I haven’t kept track of how many annual shows I’ve seen, but I’d bet it’s at least half of them. I was into country music when, as Barbara Mandrell sang, “Country wasn’t cool.” I was into country music before acoustic gave way to electric. Before Garth Brooks brought theatrics to performances. Before crossover artists made it difficult to know if something was or was not country.

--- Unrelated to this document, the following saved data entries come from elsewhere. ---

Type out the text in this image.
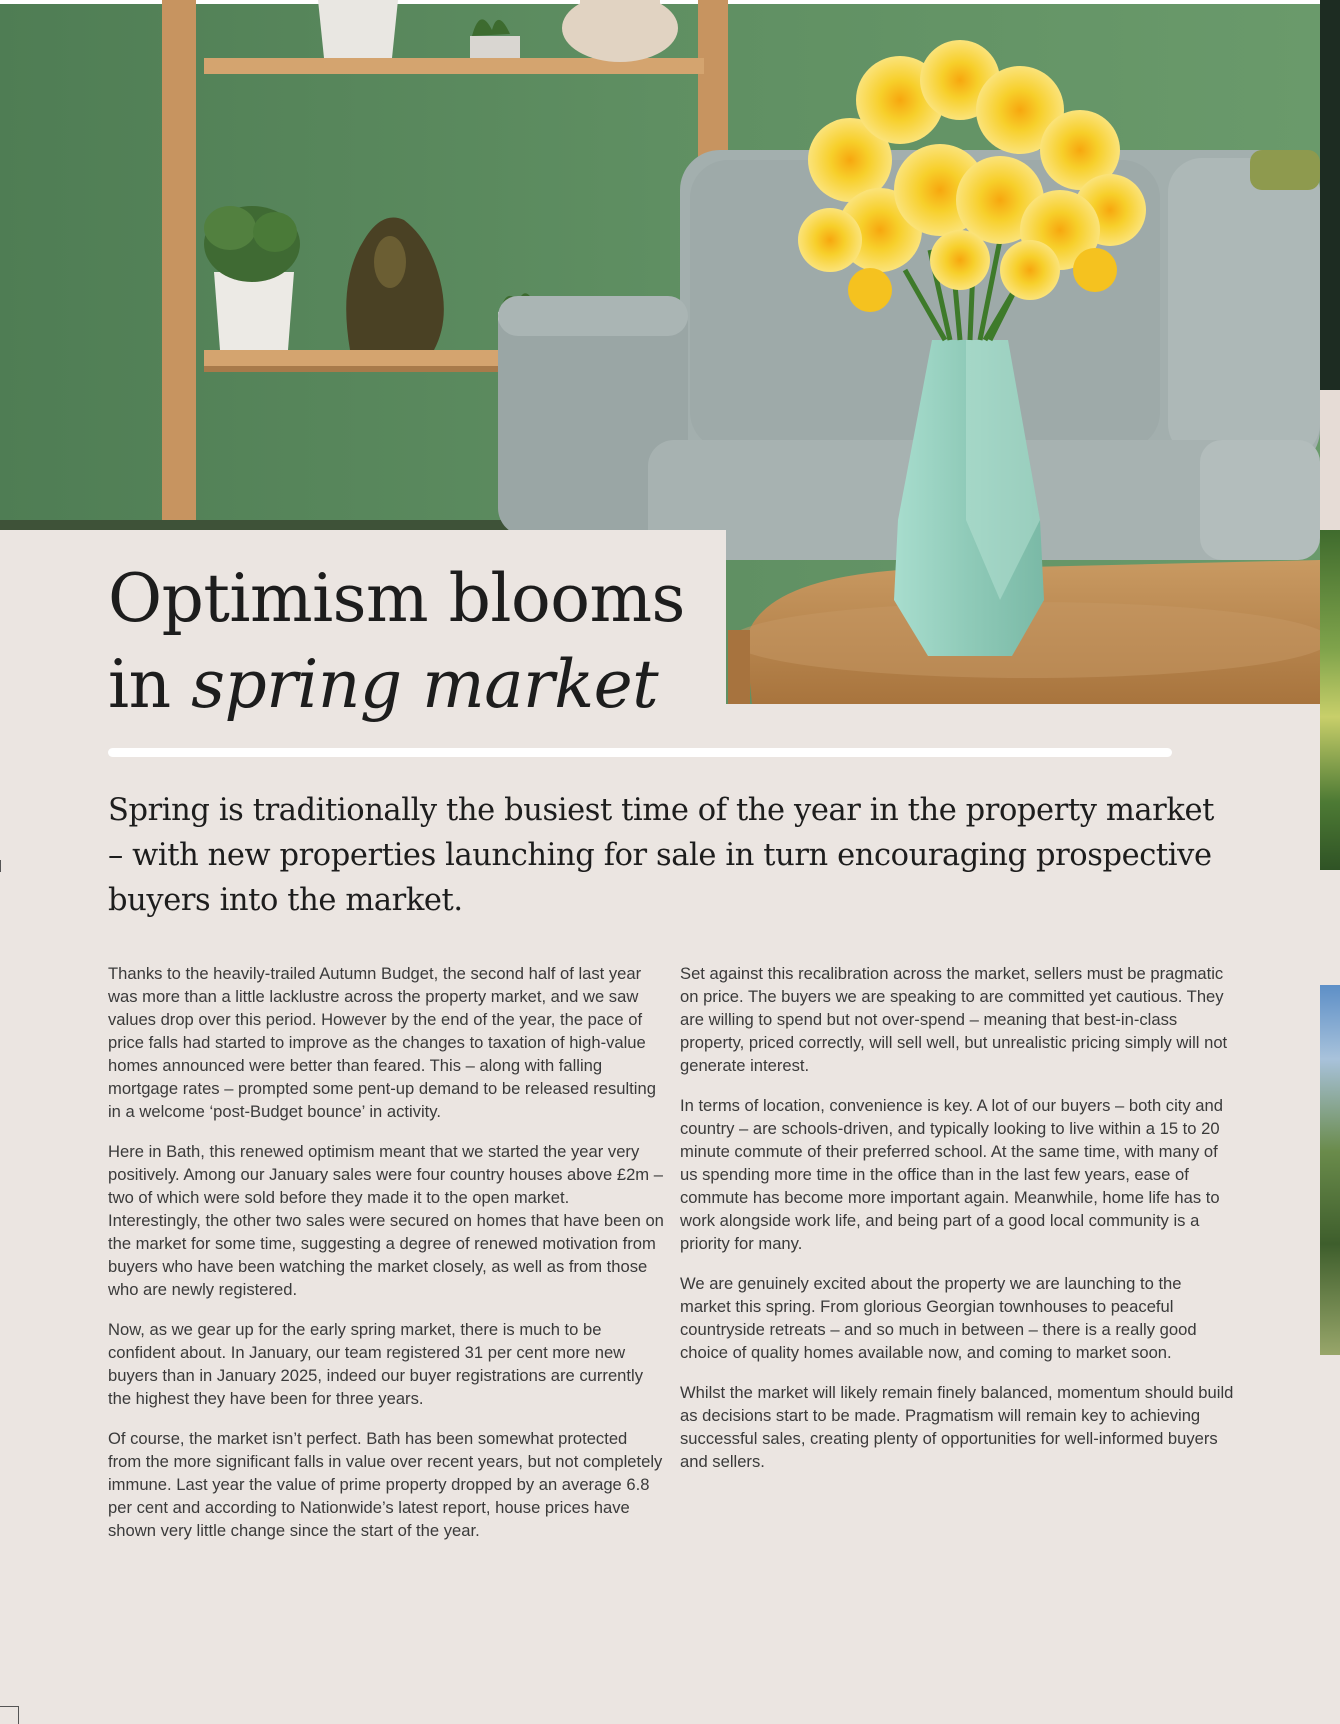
Optimism blooms
in spring market

Spring is traditionally the busiest time of the year in the property market – with new properties launching for sale in turn encouraging prospective buyers into the market.

Thanks to the heavily-trailed Autumn Budget, the second half of last year was more than a little lacklustre across the property market, and we saw values drop over this period. However by the end of the year, the pace of price falls had started to improve as the changes to taxation of high-value homes announced were better than feared. This – along with falling mortgage rates – prompted some pent-up demand to be released resulting in a welcome ‘post-Budget bounce’ in activity.

Here in Bath, this renewed optimism meant that we started the year very positively. Among our January sales were four country houses above £2m – two of which were sold before they made it to the open market. Interestingly, the other two sales were secured on homes that have been on the market for some time, suggesting a degree of renewed motivation from buyers who have been watching the market closely, as well as from those who are newly registered.

Now, as we gear up for the early spring market, there is much to be confident about. In January, our team registered 31 per cent more new buyers than in January 2025, indeed our buyer registrations are currently the highest they have been for three years.

Of course, the market isn’t perfect. Bath has been somewhat protected from the more significant falls in value over recent years, but not completely immune. Last year the value of prime property dropped by an average 6.8 per cent and according to Nationwide’s latest report, house prices have shown very little change since the start of the year.

Set against this recalibration across the market, sellers must be pragmatic on price. The buyers we are speaking to are committed yet cautious. They are willing to spend but not over-spend – meaning that best-in-class property, priced correctly, will sell well, but unrealistic pricing simply will not generate interest.

In terms of location, convenience is key. A lot of our buyers – both city and country – are schools-driven, and typically looking to live within a 15 to 20 minute commute of their preferred school. At the same time, with many of us spending more time in the office than in the last few years, ease of commute has become more important again. Meanwhile, home life has to work alongside work life, and being part of a good local community is a priority for many.

We are genuinely excited about the property we are launching to the market this spring. From glorious Georgian townhouses to peaceful countryside retreats – and so much in between – there is a really good choice of quality homes available now, and coming to market soon.

Whilst the market will likely remain finely balanced, momentum should build as decisions start to be made. Pragmatism will remain key to achieving successful sales, creating plenty of opportunities for well-informed buyers and sellers.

My son, Keith, and his partner recently gave me a five-CD set of twentieth-century country music from the fifties through the eighties. As I listen to it, it brings back memories of other parts of my life. But it also reminds me how far country music has come. And how mainstream it is today. My son said he and his partner also bought the same CDs for themselves, and whenever Keith listens to one he has the same feelings I do. He remembers my listening to this kind of music as he was growing up. It’s probably not his first choice today, but for sentimental reasons he pops a country CD into his life once in a while.
What kind of songs were these? They were story songs, unrequited love songs, prison songs; anything at all songs. What attracted me to country music in the first place was that the artists sang about anything. Your washing machine broke down? There’s a song there. You love two men at the same time? Another song. You just got out of prison and you don’t know if your girl if waiting? Sing about it. Who can forget about the yellow ribbons on the old oak tree?
So tomorrow night I’ll be glued to the tube, even though today’s artists don’t appeal to me like Loretta and Conway and Tammy and Dolly did. At the same time, maybe someone will sing about a refrigerator on the loose and I’ll be hooked.